Why MY BODY is MY MUSE


When I look back at my life, I realise that I had body image issues from a young age.

I can remember back to being about 11, and my breasts were just starting to emerge. I went away with my granny, on a special trip to visit my cousins. Even though the weather was unusually warm for winter, I refused to take off my jersey the whole time. Because I was embarrassed about these new boob-y things!
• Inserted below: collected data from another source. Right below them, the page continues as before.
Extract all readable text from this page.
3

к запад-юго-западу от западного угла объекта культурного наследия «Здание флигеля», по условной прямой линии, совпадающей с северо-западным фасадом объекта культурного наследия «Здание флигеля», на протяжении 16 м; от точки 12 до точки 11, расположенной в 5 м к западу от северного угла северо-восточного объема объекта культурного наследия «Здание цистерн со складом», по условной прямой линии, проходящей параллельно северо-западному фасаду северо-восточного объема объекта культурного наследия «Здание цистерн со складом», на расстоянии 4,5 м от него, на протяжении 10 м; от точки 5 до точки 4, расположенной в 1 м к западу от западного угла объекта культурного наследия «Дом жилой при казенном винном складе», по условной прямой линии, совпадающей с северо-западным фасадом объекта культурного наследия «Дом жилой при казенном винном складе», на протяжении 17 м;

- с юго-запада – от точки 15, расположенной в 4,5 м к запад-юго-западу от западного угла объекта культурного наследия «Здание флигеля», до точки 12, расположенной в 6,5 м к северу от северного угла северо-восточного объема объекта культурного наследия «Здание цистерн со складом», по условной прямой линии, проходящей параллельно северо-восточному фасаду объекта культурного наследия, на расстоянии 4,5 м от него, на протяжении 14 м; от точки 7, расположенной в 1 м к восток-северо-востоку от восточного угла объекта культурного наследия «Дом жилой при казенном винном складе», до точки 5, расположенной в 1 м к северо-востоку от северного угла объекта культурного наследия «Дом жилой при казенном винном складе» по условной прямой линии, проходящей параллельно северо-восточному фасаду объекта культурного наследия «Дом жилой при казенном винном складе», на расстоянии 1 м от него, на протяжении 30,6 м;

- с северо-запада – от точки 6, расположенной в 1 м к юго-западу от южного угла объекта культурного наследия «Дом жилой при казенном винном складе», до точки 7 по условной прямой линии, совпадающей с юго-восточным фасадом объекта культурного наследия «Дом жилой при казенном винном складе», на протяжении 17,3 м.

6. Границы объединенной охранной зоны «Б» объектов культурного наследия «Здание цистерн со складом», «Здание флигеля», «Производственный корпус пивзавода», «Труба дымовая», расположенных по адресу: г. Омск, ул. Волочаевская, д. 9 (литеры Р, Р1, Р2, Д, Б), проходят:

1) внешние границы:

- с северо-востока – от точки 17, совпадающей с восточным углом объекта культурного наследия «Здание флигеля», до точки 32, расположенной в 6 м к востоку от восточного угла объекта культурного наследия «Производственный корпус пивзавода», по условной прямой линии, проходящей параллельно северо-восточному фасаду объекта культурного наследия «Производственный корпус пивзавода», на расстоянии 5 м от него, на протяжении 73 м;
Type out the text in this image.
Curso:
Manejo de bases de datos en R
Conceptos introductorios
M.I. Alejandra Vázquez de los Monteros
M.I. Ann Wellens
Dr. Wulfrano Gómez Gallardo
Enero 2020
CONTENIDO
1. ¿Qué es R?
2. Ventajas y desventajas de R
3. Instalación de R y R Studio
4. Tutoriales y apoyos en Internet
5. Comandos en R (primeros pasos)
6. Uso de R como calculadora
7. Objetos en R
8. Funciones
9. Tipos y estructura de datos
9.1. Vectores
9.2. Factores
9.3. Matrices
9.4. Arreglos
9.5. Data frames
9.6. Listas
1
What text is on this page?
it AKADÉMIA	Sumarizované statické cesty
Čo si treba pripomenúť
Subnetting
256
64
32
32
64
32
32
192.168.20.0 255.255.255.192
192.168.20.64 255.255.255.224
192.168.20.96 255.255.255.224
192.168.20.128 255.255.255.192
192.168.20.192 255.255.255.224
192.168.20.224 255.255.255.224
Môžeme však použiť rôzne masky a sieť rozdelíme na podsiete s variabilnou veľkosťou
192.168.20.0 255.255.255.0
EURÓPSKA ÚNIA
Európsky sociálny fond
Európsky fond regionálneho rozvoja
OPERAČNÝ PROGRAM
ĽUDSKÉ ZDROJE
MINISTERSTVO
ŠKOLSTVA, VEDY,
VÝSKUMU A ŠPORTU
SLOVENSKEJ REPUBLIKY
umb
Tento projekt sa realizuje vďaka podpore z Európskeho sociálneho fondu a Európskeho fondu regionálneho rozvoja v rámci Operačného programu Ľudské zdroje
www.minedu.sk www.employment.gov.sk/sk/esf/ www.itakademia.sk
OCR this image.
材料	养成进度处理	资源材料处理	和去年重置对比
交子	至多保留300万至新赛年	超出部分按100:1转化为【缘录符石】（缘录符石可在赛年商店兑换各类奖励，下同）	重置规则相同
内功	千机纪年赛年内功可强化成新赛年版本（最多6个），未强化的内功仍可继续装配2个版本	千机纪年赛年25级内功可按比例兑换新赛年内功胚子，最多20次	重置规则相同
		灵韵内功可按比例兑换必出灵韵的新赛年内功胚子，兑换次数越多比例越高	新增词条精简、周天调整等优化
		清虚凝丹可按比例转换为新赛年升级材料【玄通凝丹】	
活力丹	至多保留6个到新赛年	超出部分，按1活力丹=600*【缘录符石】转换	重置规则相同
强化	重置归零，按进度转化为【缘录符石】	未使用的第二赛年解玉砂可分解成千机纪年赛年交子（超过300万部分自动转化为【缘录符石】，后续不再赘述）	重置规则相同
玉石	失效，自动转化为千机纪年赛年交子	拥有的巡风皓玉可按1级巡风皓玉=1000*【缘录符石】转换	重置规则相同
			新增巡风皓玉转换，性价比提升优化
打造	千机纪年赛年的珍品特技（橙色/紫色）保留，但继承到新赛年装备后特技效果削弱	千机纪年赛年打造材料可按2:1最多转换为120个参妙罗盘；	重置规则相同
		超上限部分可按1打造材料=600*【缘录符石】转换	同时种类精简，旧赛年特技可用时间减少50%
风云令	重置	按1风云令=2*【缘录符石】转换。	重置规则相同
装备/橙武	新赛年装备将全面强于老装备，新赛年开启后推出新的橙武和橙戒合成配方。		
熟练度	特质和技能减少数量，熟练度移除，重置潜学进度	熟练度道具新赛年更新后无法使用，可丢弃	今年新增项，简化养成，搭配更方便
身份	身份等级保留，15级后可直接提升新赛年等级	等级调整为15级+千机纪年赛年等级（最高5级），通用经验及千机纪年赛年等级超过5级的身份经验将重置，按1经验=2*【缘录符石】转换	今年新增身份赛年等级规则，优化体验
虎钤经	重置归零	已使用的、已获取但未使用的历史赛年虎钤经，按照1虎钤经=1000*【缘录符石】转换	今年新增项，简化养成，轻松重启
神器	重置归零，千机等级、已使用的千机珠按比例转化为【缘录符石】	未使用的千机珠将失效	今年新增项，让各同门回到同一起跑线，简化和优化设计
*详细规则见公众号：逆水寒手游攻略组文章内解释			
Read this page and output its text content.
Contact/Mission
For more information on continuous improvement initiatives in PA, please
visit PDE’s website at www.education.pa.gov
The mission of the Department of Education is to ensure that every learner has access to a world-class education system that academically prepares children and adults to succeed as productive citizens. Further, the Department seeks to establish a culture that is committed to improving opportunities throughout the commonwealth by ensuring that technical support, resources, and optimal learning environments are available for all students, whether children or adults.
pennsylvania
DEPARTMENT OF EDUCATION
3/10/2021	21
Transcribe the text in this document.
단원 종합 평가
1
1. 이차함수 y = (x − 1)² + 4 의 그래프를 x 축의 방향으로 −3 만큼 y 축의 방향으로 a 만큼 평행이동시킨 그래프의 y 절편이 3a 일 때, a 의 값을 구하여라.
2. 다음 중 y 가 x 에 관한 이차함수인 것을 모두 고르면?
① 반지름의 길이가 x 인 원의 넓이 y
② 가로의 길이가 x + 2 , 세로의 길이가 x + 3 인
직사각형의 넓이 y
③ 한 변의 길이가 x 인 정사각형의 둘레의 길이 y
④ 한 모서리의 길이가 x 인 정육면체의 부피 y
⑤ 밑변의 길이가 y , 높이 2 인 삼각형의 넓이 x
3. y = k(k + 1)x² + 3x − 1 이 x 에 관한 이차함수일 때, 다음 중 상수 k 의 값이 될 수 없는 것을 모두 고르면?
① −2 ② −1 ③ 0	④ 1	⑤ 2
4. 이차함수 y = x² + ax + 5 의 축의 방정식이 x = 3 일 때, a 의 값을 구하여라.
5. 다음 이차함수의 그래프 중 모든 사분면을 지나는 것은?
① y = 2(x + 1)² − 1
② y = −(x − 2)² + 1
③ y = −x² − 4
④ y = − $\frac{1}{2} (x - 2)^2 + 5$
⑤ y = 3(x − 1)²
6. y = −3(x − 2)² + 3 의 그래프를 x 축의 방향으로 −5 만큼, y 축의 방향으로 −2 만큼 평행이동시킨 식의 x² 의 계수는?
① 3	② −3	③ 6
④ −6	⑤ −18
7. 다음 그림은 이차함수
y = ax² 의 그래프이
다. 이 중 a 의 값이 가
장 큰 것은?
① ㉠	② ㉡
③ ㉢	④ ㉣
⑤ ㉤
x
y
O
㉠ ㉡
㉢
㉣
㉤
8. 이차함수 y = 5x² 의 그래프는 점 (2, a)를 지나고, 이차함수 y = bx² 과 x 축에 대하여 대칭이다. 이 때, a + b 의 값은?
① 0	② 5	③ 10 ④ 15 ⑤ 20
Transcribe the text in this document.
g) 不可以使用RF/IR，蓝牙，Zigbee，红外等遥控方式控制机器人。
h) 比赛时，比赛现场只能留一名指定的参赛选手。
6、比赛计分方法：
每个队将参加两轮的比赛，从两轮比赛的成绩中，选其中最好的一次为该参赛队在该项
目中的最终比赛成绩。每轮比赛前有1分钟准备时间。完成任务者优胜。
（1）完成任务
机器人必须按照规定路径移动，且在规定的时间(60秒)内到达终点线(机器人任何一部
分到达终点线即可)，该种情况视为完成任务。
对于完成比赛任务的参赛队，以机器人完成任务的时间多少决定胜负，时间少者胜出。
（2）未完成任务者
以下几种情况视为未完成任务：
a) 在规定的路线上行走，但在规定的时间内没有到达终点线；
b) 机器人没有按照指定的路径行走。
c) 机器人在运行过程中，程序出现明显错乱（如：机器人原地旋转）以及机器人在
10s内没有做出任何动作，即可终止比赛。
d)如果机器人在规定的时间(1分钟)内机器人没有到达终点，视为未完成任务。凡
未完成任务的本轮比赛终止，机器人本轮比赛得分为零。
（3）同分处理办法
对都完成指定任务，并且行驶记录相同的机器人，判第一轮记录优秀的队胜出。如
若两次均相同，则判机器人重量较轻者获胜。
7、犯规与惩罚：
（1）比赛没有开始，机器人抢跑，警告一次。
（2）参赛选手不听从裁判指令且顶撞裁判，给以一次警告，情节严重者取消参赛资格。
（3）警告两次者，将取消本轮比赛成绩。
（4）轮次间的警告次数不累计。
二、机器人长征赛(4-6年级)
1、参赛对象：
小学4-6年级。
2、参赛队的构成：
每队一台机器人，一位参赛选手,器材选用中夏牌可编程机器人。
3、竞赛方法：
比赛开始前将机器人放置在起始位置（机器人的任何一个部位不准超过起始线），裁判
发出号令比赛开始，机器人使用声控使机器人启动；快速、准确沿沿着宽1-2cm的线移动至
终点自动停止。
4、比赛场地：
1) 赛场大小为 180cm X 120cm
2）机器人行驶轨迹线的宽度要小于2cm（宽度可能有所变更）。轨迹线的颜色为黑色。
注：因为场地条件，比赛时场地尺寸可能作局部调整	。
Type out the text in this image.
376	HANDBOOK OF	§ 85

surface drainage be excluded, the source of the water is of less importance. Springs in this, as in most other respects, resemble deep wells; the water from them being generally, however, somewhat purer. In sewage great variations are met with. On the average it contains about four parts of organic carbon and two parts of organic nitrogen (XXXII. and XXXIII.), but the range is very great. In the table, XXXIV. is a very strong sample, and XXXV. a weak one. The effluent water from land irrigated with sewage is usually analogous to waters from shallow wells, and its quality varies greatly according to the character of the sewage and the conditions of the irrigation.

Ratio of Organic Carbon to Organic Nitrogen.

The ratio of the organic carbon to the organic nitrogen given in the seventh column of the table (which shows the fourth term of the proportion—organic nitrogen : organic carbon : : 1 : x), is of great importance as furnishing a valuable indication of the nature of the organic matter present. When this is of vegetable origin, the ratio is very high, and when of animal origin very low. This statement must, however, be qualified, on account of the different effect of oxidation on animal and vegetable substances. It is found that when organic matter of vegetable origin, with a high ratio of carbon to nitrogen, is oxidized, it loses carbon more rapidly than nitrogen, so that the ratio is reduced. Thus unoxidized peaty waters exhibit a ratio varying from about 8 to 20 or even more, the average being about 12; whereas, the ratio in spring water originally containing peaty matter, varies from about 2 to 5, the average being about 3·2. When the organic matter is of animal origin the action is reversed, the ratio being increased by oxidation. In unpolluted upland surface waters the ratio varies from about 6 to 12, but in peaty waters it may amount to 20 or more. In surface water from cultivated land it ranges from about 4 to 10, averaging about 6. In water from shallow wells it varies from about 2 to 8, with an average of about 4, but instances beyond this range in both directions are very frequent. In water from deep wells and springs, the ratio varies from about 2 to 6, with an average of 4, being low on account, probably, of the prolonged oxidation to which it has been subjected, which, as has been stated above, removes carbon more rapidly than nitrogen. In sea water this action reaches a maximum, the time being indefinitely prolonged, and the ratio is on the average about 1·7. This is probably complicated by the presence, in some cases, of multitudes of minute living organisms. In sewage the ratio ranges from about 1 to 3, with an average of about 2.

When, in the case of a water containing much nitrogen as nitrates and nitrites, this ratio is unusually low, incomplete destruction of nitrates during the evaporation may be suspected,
I was never diagnosed with an eating disorder, and didn’t get to the stage where I was dangerously skinny, but in retrospect I realise that I was anorexic as a teenager. I had really bad eating habits, and would swing between starving myself and bingeing. I realise now that my mom worried about me, but I either hid my habits well enough, or somehow managed to convince her that I was okay. Yet, although I never got thin enough to become ill, I wasn’t really okay.



Mirrors are an interesting thing!

As far back as I can remember, any time I looked in a mirror, the first thing I would see was my bulging tummy. Yet, when I recently connected with an old school friend I hadn’t seen in years, she said that the other girls had been so envious of me. They all wished they had a figure like mine…

I wouldn’t have believed her back then, but I do now. I even found photos of me at sixteen in a bikini, and yes, I was gorgeous! No fat tummy in sight.

I know my body isn’t perfect. I still am not comfortable wandering naked around the house. And I do the home version of bikini waxes because it’s more comfortable and convenient, and well, private… But even though my body isn’t perfect, it is mine, and I am comfortable in it.



Now.

I got to this point intuitively, using my creative process.

In recent years, I have suffered major health issues which impacted the physical appearance of the body I had just gotten comfortable with. My colon was removed resulting in an angry scar from my tummy button all the way down, and the resurgence for a while of that bulging stomach. Breast cancer ended up in a mastectomy and reconstruction—physical changes to adjust to, as well as the fear that my body wasn’t ever going to be healthy again.

I returned once again to my creative process, and my belief in the connectedness of mind, body, and spirit.

My creativity, each time, helped me to understand what had changed for me, and to see things from my new perspective. Then I could embrace those changes, physical and emotional.

Everything I have learnt along the way has become integrated into the 9-step process upon which my programs and coaching is based.